Tell us a good story from the Reality Bites set.
I’ll tell you a story that I think is funny but I don’t know if you will. A lot of those video-camera cuts were just improv crap we were doing, right? In one of them, I’m playing the guitar and singing this little thing, and Ben [Stiller] shows me the rough cut of the movie and I told him, “Listen, Ben, I’m not making up those lines. That’s a Gregory Corso poem.” And he said, “I didn’t know that.” I was like, “No, you gotta get the rights to that.” And cut to seven years later, right before Gregory Corso dies — I’m at some poetry reading at Lincoln Center and a drunk Gregory Corso comes up to me and hugs me!
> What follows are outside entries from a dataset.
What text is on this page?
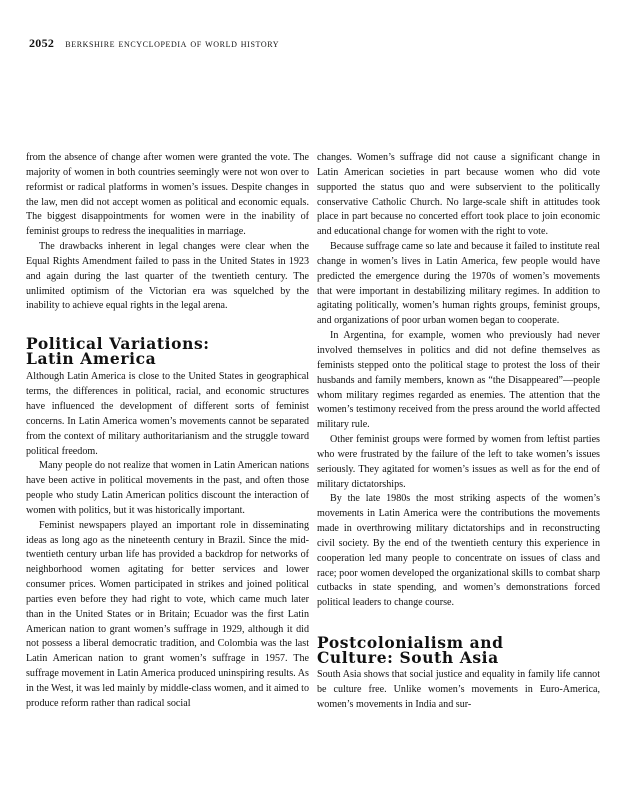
2052 berkshire encyclopedia of world history

from the absence of change after women were granted the vote. The majority of women in both countries seemingly were not won over to reformist or radical platforms in women’s issues. Despite changes in the law, men did not accept women as political and economic equals. The biggest disappointments for women were in the inability of feminist groups to redress the inequalities in marriage.

The drawbacks inherent in legal changes were clear when the Equal Rights Amendment failed to pass in the United States in 1923 and again during the last quarter of the twentieth century. The unlimited optimism of the Victorian era was squelched by the inability to achieve equal rights in the legal arena.

Political Variations:
Latin America

Although Latin America is close to the United States in geographical terms, the differences in political, racial, and economic structures have influenced the development of different sorts of feminist concerns. In Latin America women’s movements cannot be separated from the context of military authoritarianism and the struggle toward political freedom.

Many people do not realize that women in Latin American nations have been active in political movements in the past, and often those people who study Latin American politics discount the interaction of women with politics, but it was historically important.

Feminist newspapers played an important role in disseminating ideas as long ago as the nineteenth century in Brazil. Since the mid-twentieth century urban life has provided a backdrop for networks of neighborhood women agitating for better services and lower consumer prices. Women participated in strikes and joined political parties even before they had right to vote, which came much later than in the United States or in Britain; Ecuador was the first Latin American nation to grant women’s suffrage in 1929, although it did not possess a liberal democratic tradition, and Colombia was the last Latin American nation to grant women’s suffrage in 1957. The suffrage movement in Latin America produced uninspiring results. As in the West, it was led mainly by middle-class women, and it aimed to produce reform rather than radical social

changes. Women’s suffrage did not cause a significant change in Latin American societies in part because women who did vote supported the status quo and were subservient to the politically conservative Catholic Church. No large-scale shift in attitudes took place in part because no concerted effort took place to join economic and educational change for women with the right to vote.

Because suffrage came so late and because it failed to institute real change in women’s lives in Latin America, few people would have predicted the emergence during the 1970s of women’s movements that were important in destabilizing military regimes. In addition to agitating politically, women’s human rights groups, feminist groups, and organizations of poor urban women began to cooperate.

In Argentina, for example, women who previously had never involved themselves in politics and did not define themselves as feminists stepped onto the political stage to protest the loss of their husbands and family members, known as “the Disappeared”—people whom military regimes regarded as enemies. The attention that the women’s testimony received from the press around the world affected military rule.

Other feminist groups were formed by women from leftist parties who were frustrated by the failure of the left to take women’s issues seriously. They agitated for women’s issues as well as for the end of military dictatorships.

By the late 1980s the most striking aspects of the women’s movements in Latin America were the contributions the movements made in overthrowing military dictatorships and in reconstructing civil society. By the end of the twentieth century this experience in cooperation led many people to concentrate on issues of class and race; poor women developed the organizational skills to combat sharp cutbacks in state spending, and women’s demonstrations forced political leaders to change course.

Postcolonialism and
Culture: South Asia

South Asia shows that social justice and equality in family life cannot be culture free. Unlike women’s movements in Euro-America, women’s movements in India and sur-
This poet I’ve loved my whole childhood, and he’s like, “Ethan Hawke!” He thought I was an angel, because out of nowhere a $25,000 check had arrived and he was broke and he got residuals on Reality Bites. That’s my one true connection to the Beat Generation, is that I helped pay for the end of that guy’s life with just improvising a little bit into this movie.
You and Uma Thurman divorced in 2004. Were there benefits to marrying another actor?
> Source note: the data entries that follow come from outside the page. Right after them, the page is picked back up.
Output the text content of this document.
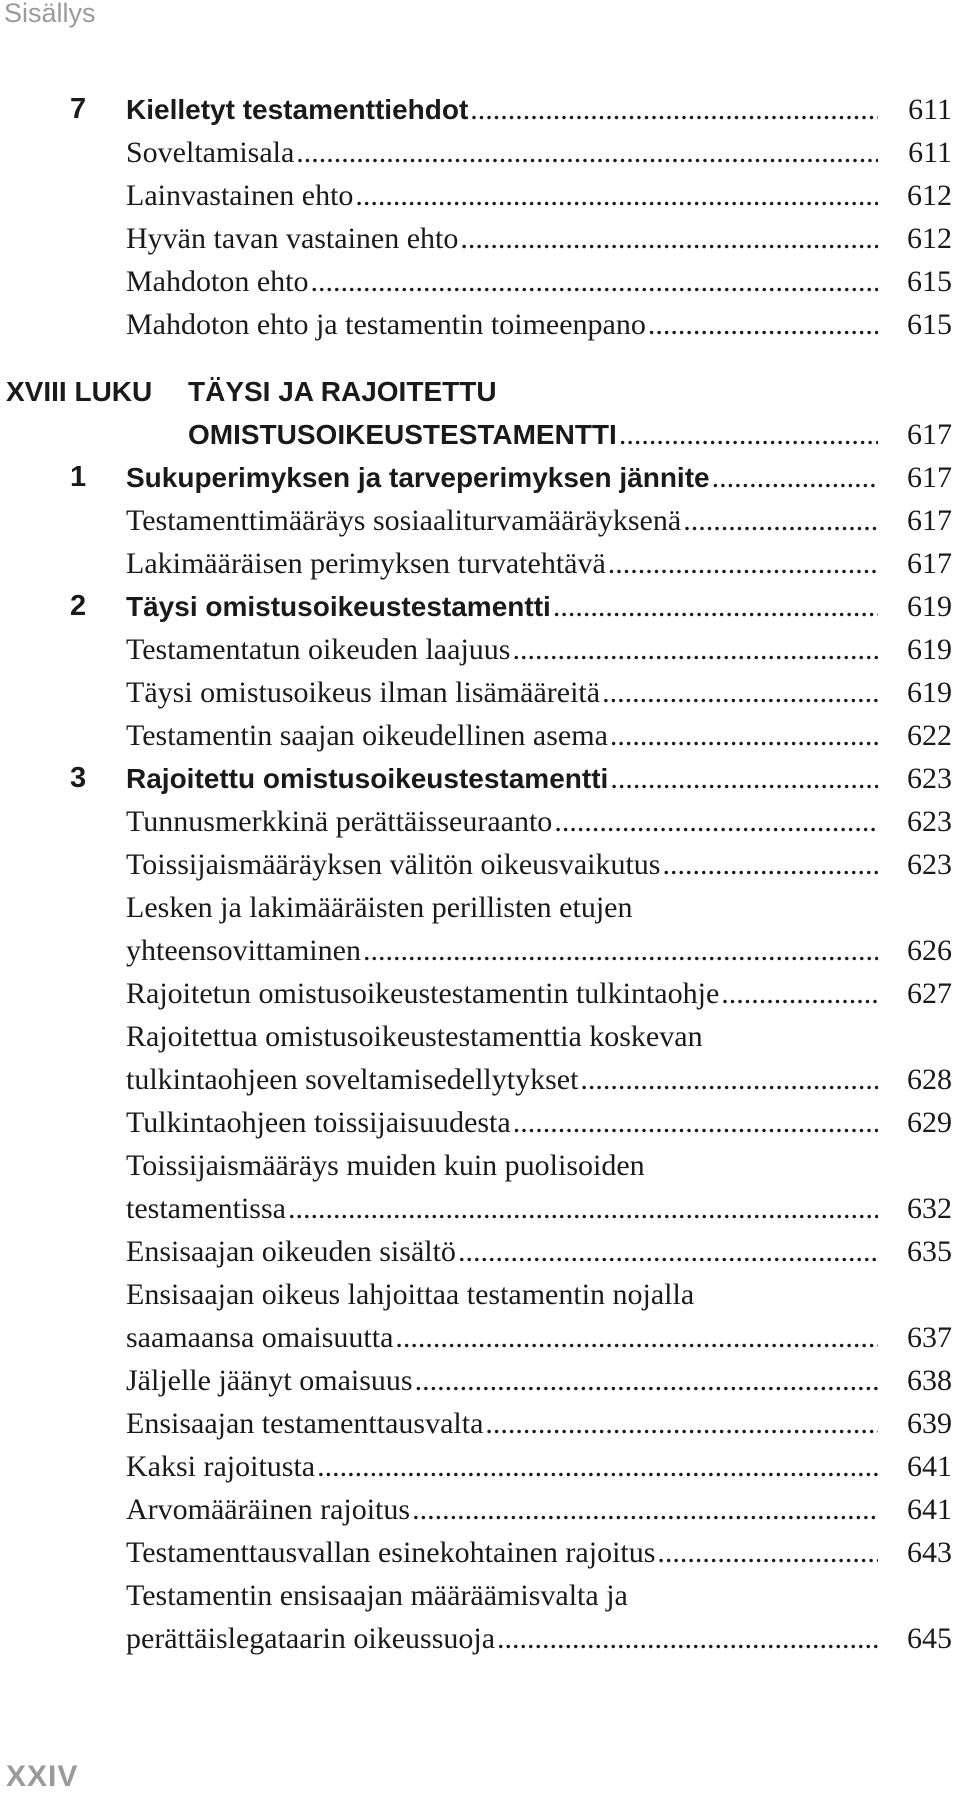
Sisällys
7 Kielletyt testamenttiehdot .....	611
Soveltamisala .....	611
Lainvastainen ehto .....	612
Hyvän tavan vastainen ehto .....	612
Mahdoton ehto .....	615
Mahdoton ehto ja testamentin toimeenpano .....	615
XVIII LUKU TÄYSI JA RAJOITETTU
OMISTUSOIKEUSTESTAMENTTI .....	617
1 Sukuperimyksen ja tarveperimyksen jännite .....	617
Testamenttimääräys sosiaaliturvamääräyksenä .....	617
Lakimääräisen perimyksen turvatehtävä .....	617
2 Täysi omistusoikeustestamentti .....	619
Testamentatun oikeuden laajuus .....	619
Täysi omistusoikeus ilman lisämääreitä .....	619
Testamentin saajan oikeudellinen asema .....	622
3 Rajoitettu omistusoikeustestamentti .....	623
Tunnusmerkkinä perättäisseuraanto .....	623
Toissijaismääräyksen välitön oikeusvaikutus .....	623
Lesken ja lakimääräisten perillisten etujen
yhteensovittaminen .....	626
Rajoitetun omistusoikeustestamentin tulkintaohje .....	627
Rajoitettua omistusoikeustestamenttia koskevan
tulkintaohjeen soveltamisedellytykset .....	628
Tulkintaohjeen toissijaisuudesta .....	629
Toissijaismääräys muiden kuin puolisoiden
testamentissa .....	632
Ensisaajan oikeuden sisältö .....	635
Ensisaajan oikeus lahjoittaa testamentin nojalla
saamaansa omaisuutta .....	637
Jäljelle jäänyt omaisuus .....	638
Ensisaajan testamenttausvalta .....	639
Kaksi rajoitusta .....	641
Arvomääräinen rajoitus .....	641
Testamenttausvallan esinekohtainen rajoitus .....	643
Testamentin ensisaajan määräämisvalta ja
perättäislegataarin oikeussuoja .....	645
XXIV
The upside is that they relate to all your problems. The downside is both partners can put their professional ambition at the forefront. For two people who are used to getting what they want, to being idolized by the opposite sex, you can’t expect them to naturally figure out how to be in this enlightened state and create a home. Uma and I were, like, 26 when we met. We were both, like, little stars of our world. I think we did a damn fine job of trying to love each other and raise our two kids.
What kind of dad are you?
Lots of divorced dads will tell you that one of the biggest enemies is guilty parenting: You only have them a couple days a week, and you want to make sure you have a good time. So you can risk being a pushover. I’ve never had any problems with my kids, though. The hard thing is how to co-parent.
You’ve been married to your wife Ryan for three years now. What does she do?
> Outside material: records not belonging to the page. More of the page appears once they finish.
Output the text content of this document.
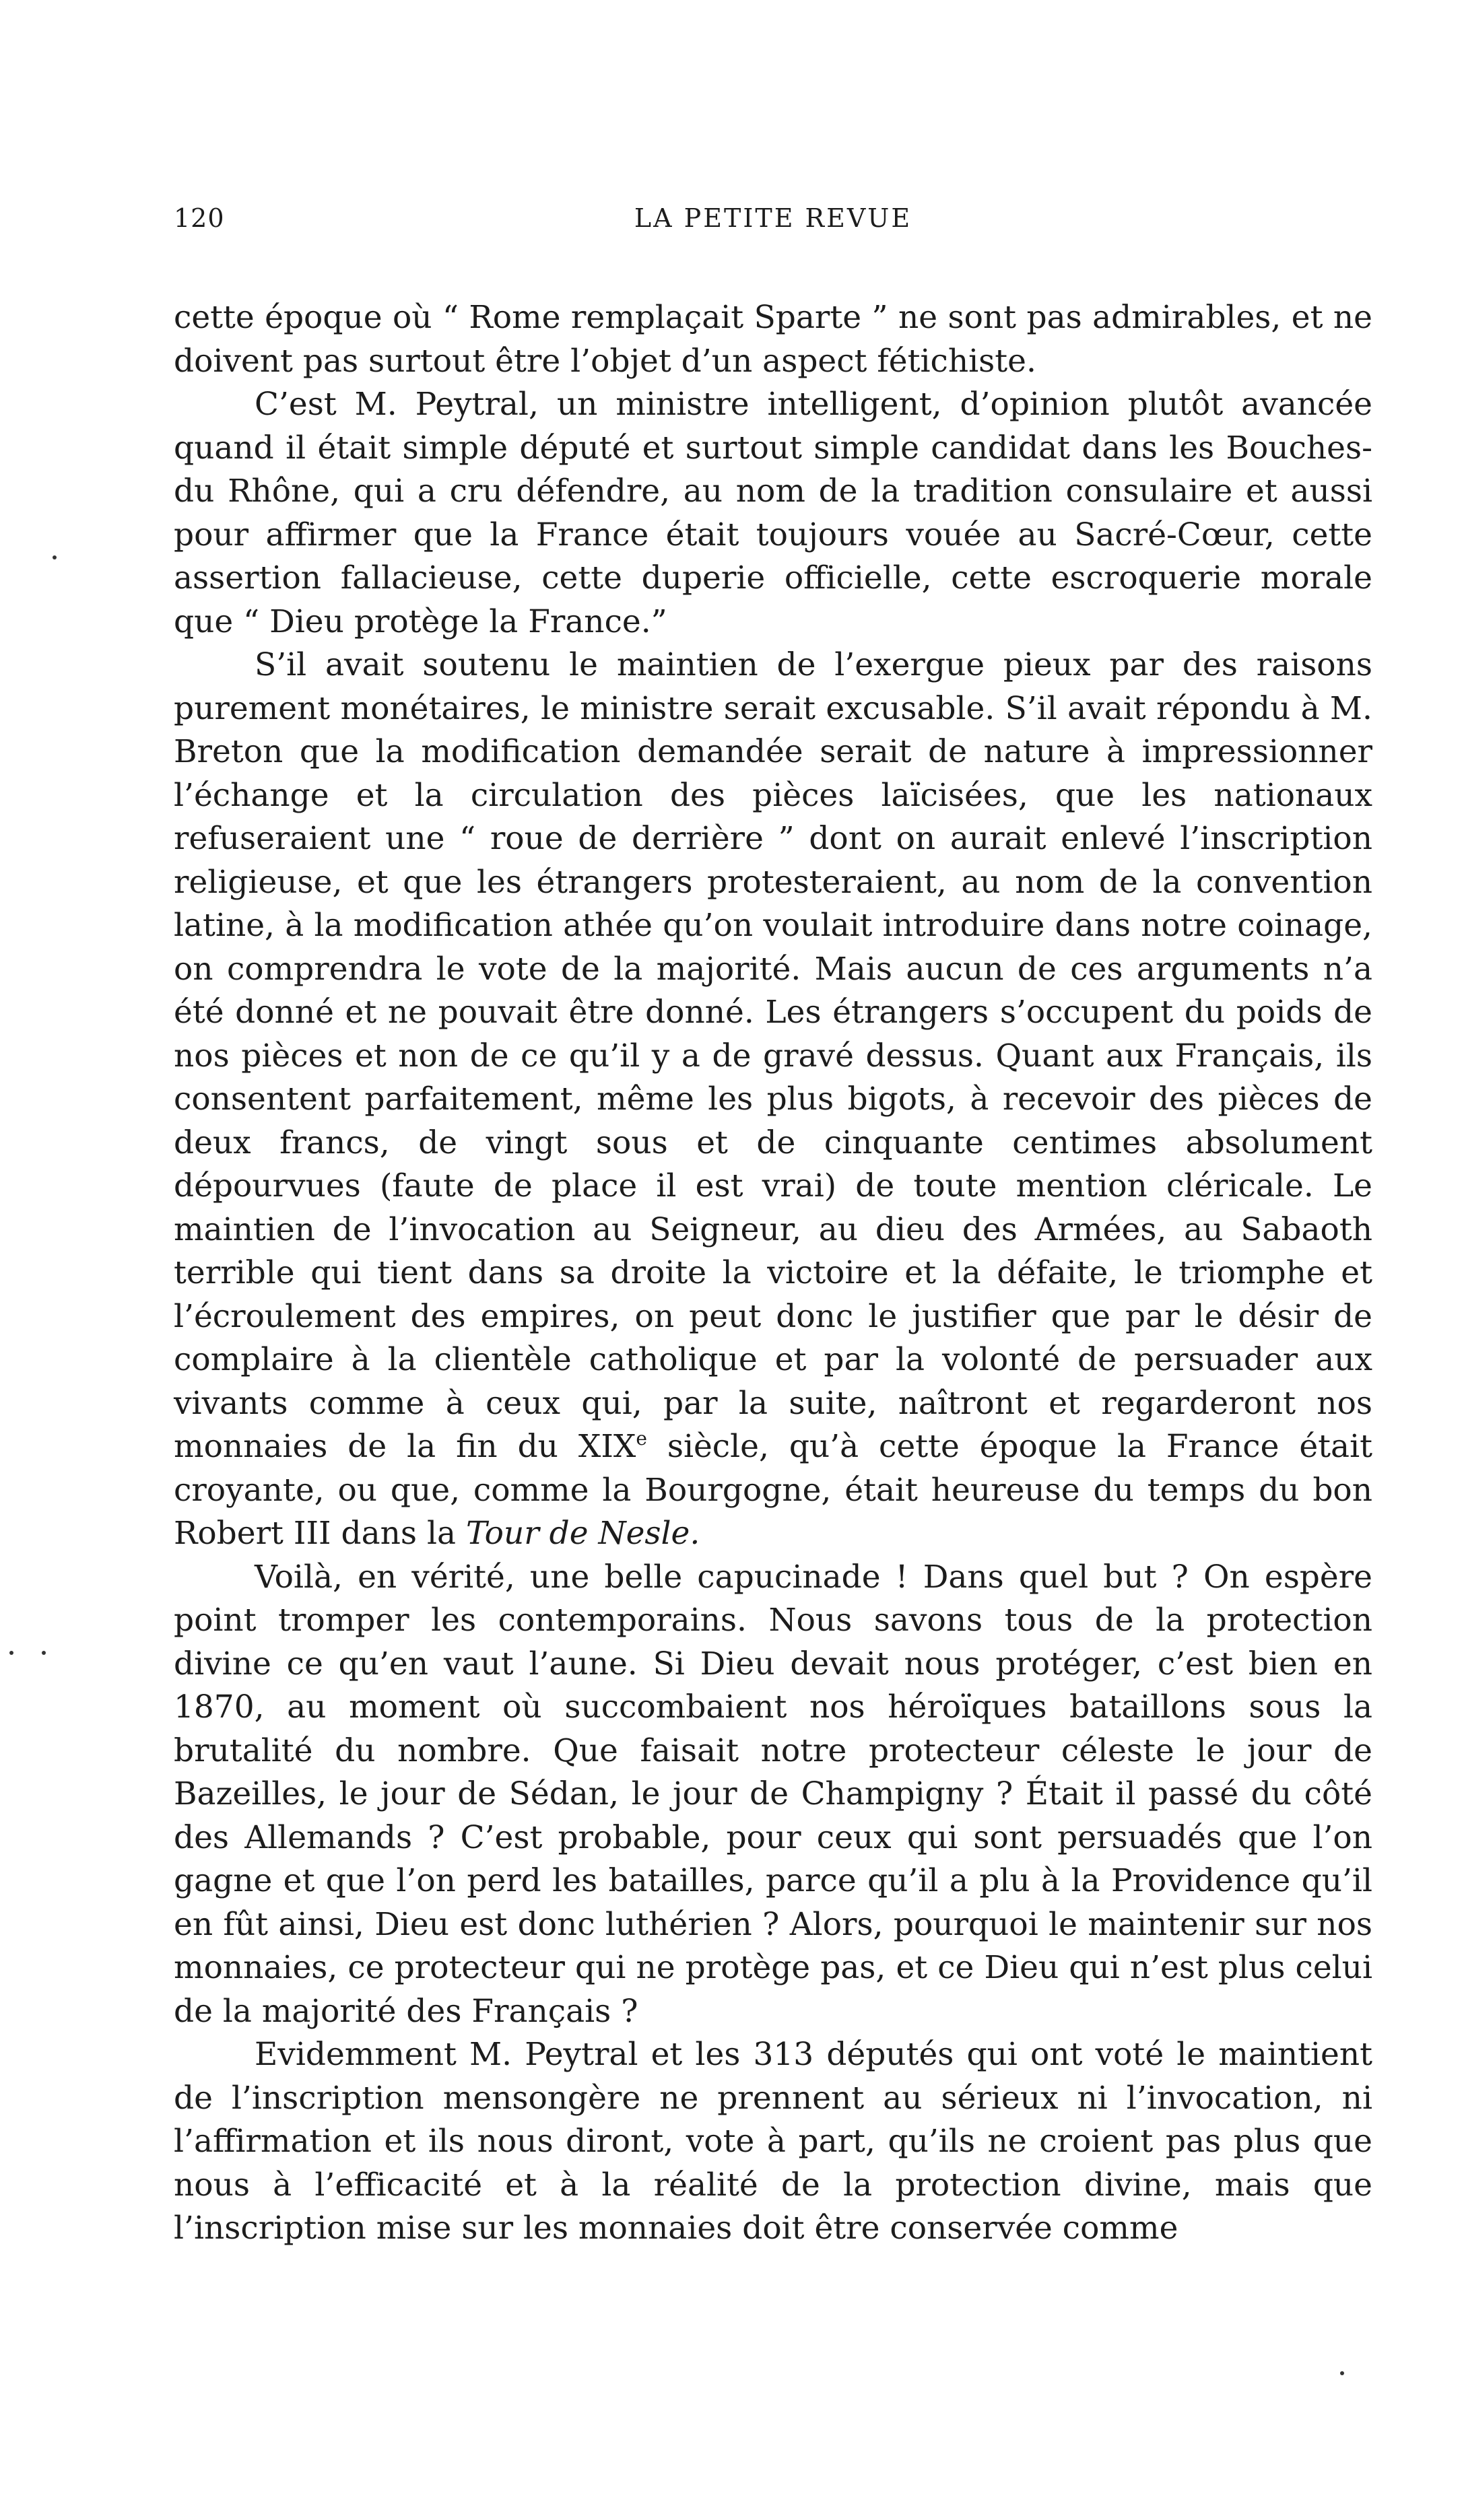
120	LA PETITE REVUE

cette époque où “ Rome remplaçait Sparte ” ne sont pas admirables, et ne doivent pas surtout être l’objet d’un aspect fétichiste.

C’est M. Peytral, un ministre intelligent, d’opinion plutôt avancée quand il était simple député et surtout simple candidat dans les Bouches-du Rhône, qui a cru défendre, au nom de la tradition consulaire et aussi pour affirmer que la France était toujours vouée au Sacré-Cœur, cette assertion fallacieuse, cette duperie officielle, cette escroquerie morale que “ Dieu protège la France.”

S’il avait soutenu le maintien de l’exergue pieux par des raisons purement monétaires, le ministre serait excusable. S’il avait répondu à M. Breton que la modification demandée serait de nature à impressionner l’échange et la circulation des pièces laïcisées, que les nationaux refuseraient une “ roue de derrière ” dont on aurait enlevé l’inscription religieuse, et que les étrangers protesteraient, au nom de la convention latine, à la modification athée qu’on voulait introduire dans notre coinage, on comprendra le vote de la majorité. Mais aucun de ces arguments n’a été donné et ne pouvait être donné. Les étrangers s’occupent du poids de nos pièces et non de ce qu’il y a de gravé dessus. Quant aux Français, ils consentent parfaitement, même les plus bigots, à recevoir des pièces de deux francs, de vingt sous et de cinquante centimes absolument dépourvues (faute de place il est vrai) de toute mention cléricale. Le maintien de l’invocation au Seigneur, au dieu des Armées, au Sabaoth terrible qui tient dans sa droite la victoire et la défaite, le triomphe et l’écroulement des empires, on peut donc le justifier que par le désir de complaire à la clientèle catholique et par la volonté de persuader aux vivants comme à ceux qui, par la suite, naîtront et regarderont nos monnaies de la fin du XIXe siècle, qu’à cette époque la France était croyante, ou que, comme la Bourgogne, était heureuse du temps du bon Robert III dans la Tour de Nesle.

Voilà, en vérité, une belle capucinade ! Dans quel but ? On espère point tromper les contemporains. Nous savons tous de la protection divine ce qu’en vaut l’aune. Si Dieu devait nous protéger, c’est bien en 1870, au moment où succombaient nos héroïques bataillons sous la brutalité du nombre. Que faisait notre protecteur céleste le jour de Bazeilles, le jour de Sédan, le jour de Champigny ? Était il passé du côté des Allemands ? C’est probable, pour ceux qui sont persuadés que l’on gagne et que l’on perd les batailles, parce qu’il a plu à la Providence qu’il en fût ainsi, Dieu est donc luthérien ? Alors, pourquoi le maintenir sur nos monnaies, ce protecteur qui ne protège pas, et ce Dieu qui n’est plus celui de la majorité des Français ?

Evidemment M. Peytral et les 313 députés qui ont voté le maintient de l’inscription mensongère ne prennent au sérieux ni l’invocation, ni l’affirmation et ils nous diront, vote à part, qu’ils ne croient pas plus que nous à l’efficacité et à la réalité de la protection divine, mais que l’inscription mise sur les monnaies doit être conservée comme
She was working at the Doe Fund, a men’s shelter, helping people prepare for job interviews and things like that. Right now she has a newborn and a 3-year-old and she’s trying to figure out when she wants to go back to work. And she’s been helping me with my work, too, reading scripts.
Why did you choose to write both of your novels on a typewriter?
I love things that are physical. I don’t like porn, I like naked girls. I like talking with people, I wouldn’t know how to date online. I love theater, the immediacy of it. Every time I see some kid on the subway watching The Godfather on his iPod, I think, “F** it, I want to do a play.”
You’ve played a lot of pompous, self-absorbed jerks, including a tantrum-prone writer in the upcoming thriller The Woman in the Fifth. Do you need to find something you like in these guys to play them well?
No. My character in Before the Devil Knows You’re Dead? Talk about spineless! I wanted to kill him. A person with a problem becomes vastly more exciting to inhabit, because you don’t know what they’re going to do. Over the years, every now and then, I’d play a good guy, and I’d just be miserable.